In Gaza and Israel?
T. E. Lawrence has been one of my many mentors for years. Mentors are guardrails that can help each of us from veering off our journey down our yellow brick roads of life. Since October 7, 2023, the world has been absorbed by the Israeli-Hamas war. Our initial attention dealt with the attacks on Israeli kubbits near the Gaza border.
According to Human Rights Watch, Hamas gunmen killed 1,400, mostly civilians, living in several Israeli kubbits near the border with Gaza. The world saw many videos of Hamas militants as they shot, burnt infants, and beheaded people.
The Israeli Defense Forces (IDF) had missed the invasion plans and were also late in responding to the various incursions. In the past fifty days, the UN estimates more than 14,000 Gazans have been killed as a result of the IDF’s response to Hamas. For the past week, American TVs have dwelled upon the release of some of the hostages held by Hamas and other groups in Gaza.
While it is important to get the hostages out of Gaza, I don’t hear much discussion about the number of children, women, and the elderly killed by the IDF. The vast majority of the deaths in Gaza weren’t Hamas personnel. Most of the deaths were innocent Gazans, as were the hostages.
Enter T.E. Lawrence. Lawrence was a junior liaison officer at the time of WWI. Two things were happening concurringly in the British mindset. The first was to stop the Ottomans and their alliance with the Germans. This involved Lawrence and the Arab Revolt.
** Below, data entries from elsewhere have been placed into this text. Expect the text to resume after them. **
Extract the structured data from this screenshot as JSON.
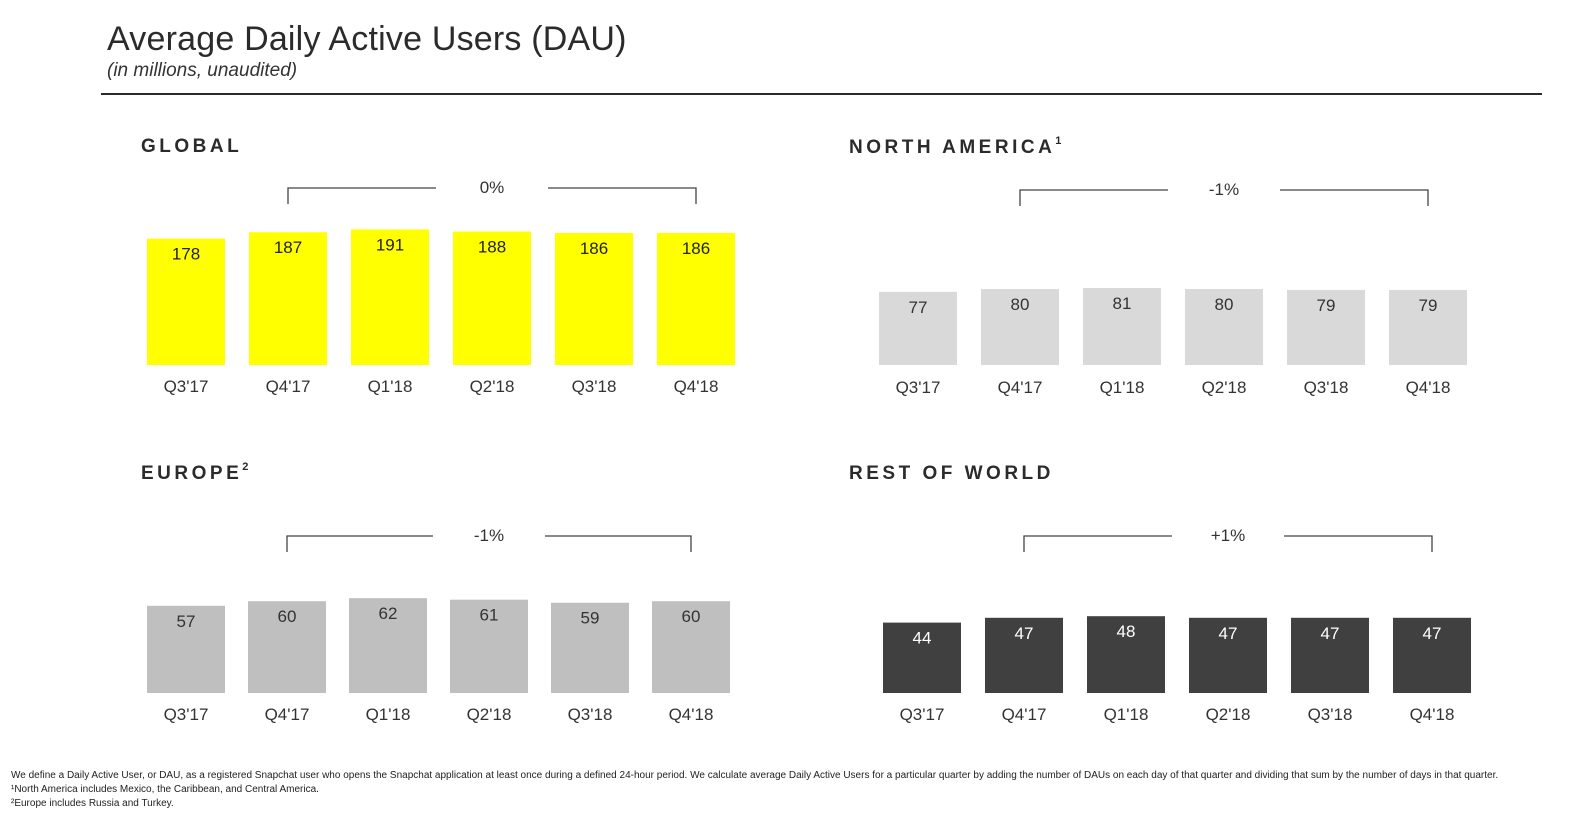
{
  "header": {
    "title": "Average Daily Active Users (DAU)",
    "subtitle": "(in millions, unaudited)"
  },
  "panels": [
    {
      "title": "GLOBAL",
      "sup": ""
    },
    {
      "title": "NORTH AMERICA",
      "sup": "1"
    },
    {
      "title": "EUROPE",
      "sup": "2"
    },
    {
      "title": "REST OF WORLD",
      "sup": ""
    }
  ],
  "chart_data": [
    {
      "type": "bar",
      "title": "GLOBAL",
      "categories": [
        "Q3'17",
        "Q4'17",
        "Q1'18",
        "Q2'18",
        "Q3'18",
        "Q4'18"
      ],
      "values": [
        178,
        187,
        191,
        188,
        186,
        186
      ],
      "data_labels": [
        "178",
        "187",
        "191",
        "188",
        "186",
        "186"
      ],
      "change_label": "0%",
      "bar_color": "#ffff00"
    },
    {
      "type": "bar",
      "title": "NORTH AMERICA",
      "categories": [
        "Q3'17",
        "Q4'17",
        "Q1'18",
        "Q2'18",
        "Q3'18",
        "Q4'18"
      ],
      "values": [
        77,
        80,
        81,
        80,
        79,
        79
      ],
      "data_labels": [
        "77",
        "80",
        "81",
        "80",
        "79",
        "79"
      ],
      "change_label": "-1%",
      "bar_color": "#d9d9d9"
    },
    {
      "type": "bar",
      "title": "EUROPE",
      "categories": [
        "Q3'17",
        "Q4'17",
        "Q1'18",
        "Q2'18",
        "Q3'18",
        "Q4'18"
      ],
      "values": [
        57,
        60,
        62,
        61,
        59,
        60
      ],
      "data_labels": [
        "57",
        "60",
        "62",
        "61",
        "59",
        "60"
      ],
      "change_label": "-1%",
      "bar_color": "#bfbfbf"
    },
    {
      "type": "bar",
      "title": "REST OF WORLD",
      "categories": [
        "Q3'17",
        "Q4'17",
        "Q1'18",
        "Q2'18",
        "Q3'18",
        "Q4'18"
      ],
      "values": [
        44,
        47,
        48,
        47,
        47,
        47
      ],
      "data_labels": [
        "44",
        "47",
        "48",
        "47",
        "47",
        "47"
      ],
      "change_label": "+1%",
      "bar_color": "#404040"
    }
  ],
  "footnotes": {
    "definition": "We define a Daily Active User, or DAU, as a registered Snapchat user who opens the Snapchat application at least once during a defined 24-hour period. We calculate average Daily Active Users for a particular quarter by adding the number of DAUs on each day of that quarter and dividing that sum by the number of days in that quarter.",
    "note1": "¹North America includes Mexico, the Caribbean, and Central America.",
    "note2": "²Europe includes Russia and Turkey."
  }
}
The other was the Sykes-Picot agreement, which was initially a secret agreement.
Lawrence went about toppling the Ottoman Turks by assisting in the Arab Revolt (1916-18). The major battle was at the port of Aqaba on the Red Sea. Lawrence planned and carried out the Battle of Aqaba. He didn’t share the typical British mindset about the Arabs. He wrote, “Do not try to do too much with your own hands. Better the Arabs do it tolerably than that you do it perfectly. It is their war, and you are there to help them, not to win it for them.”
The Sykes-Picot agreement was between the British and French. After defeating the Germans and the Ottoman Turks, the British and French would control agreed-upon areas. No Arabs were a part of this accord.
At the Paris Peace Conference in 1919, the Allies failed to give any Arab groups independence. This is the Arab delegation, which included T.E. Lawrence. Lawrence was a part of the Arab delegation.
Lawrence was furious about Sykes-Picot, the Peace Conference, and the Treaty of Versailles. As a result, he resigned his commission in the British army.
Winston Churchill said at T.E. Lawrence’s funeral, “I deem him one of the greatest beings alive in our time. I do not see his like elsewhere. I fear whatever our need we shall never see his like again...‘His name will live in history.’ That is true. It will live in English letters; it will live in the annals of war... and in the legends of Arabia.
A year prior to the end of WWI, a group of Jewish Zionists wrote the British Foreign Secretary, Lord Balfour. They wanted the British to back them with their desire for a State of Israel. This was his reply.
In a very long sentence, Balfour doesn’t mention a country; he merely says that the British government endorses “in Palestine of a national home for the Jewish people.” The other half of that sentence is qualified. He wrote, “... it being clearly understood that nothing shall be done which may prejudice the civil and religious rights of existing non-Jewish communities in Palestine, or the rights and political status enjoyed by Jews in any other country.”
We find ourselves a century later with a war between Israel and Hamas. It doesn’t seem that Israel followed the Balfour Declaration was followed.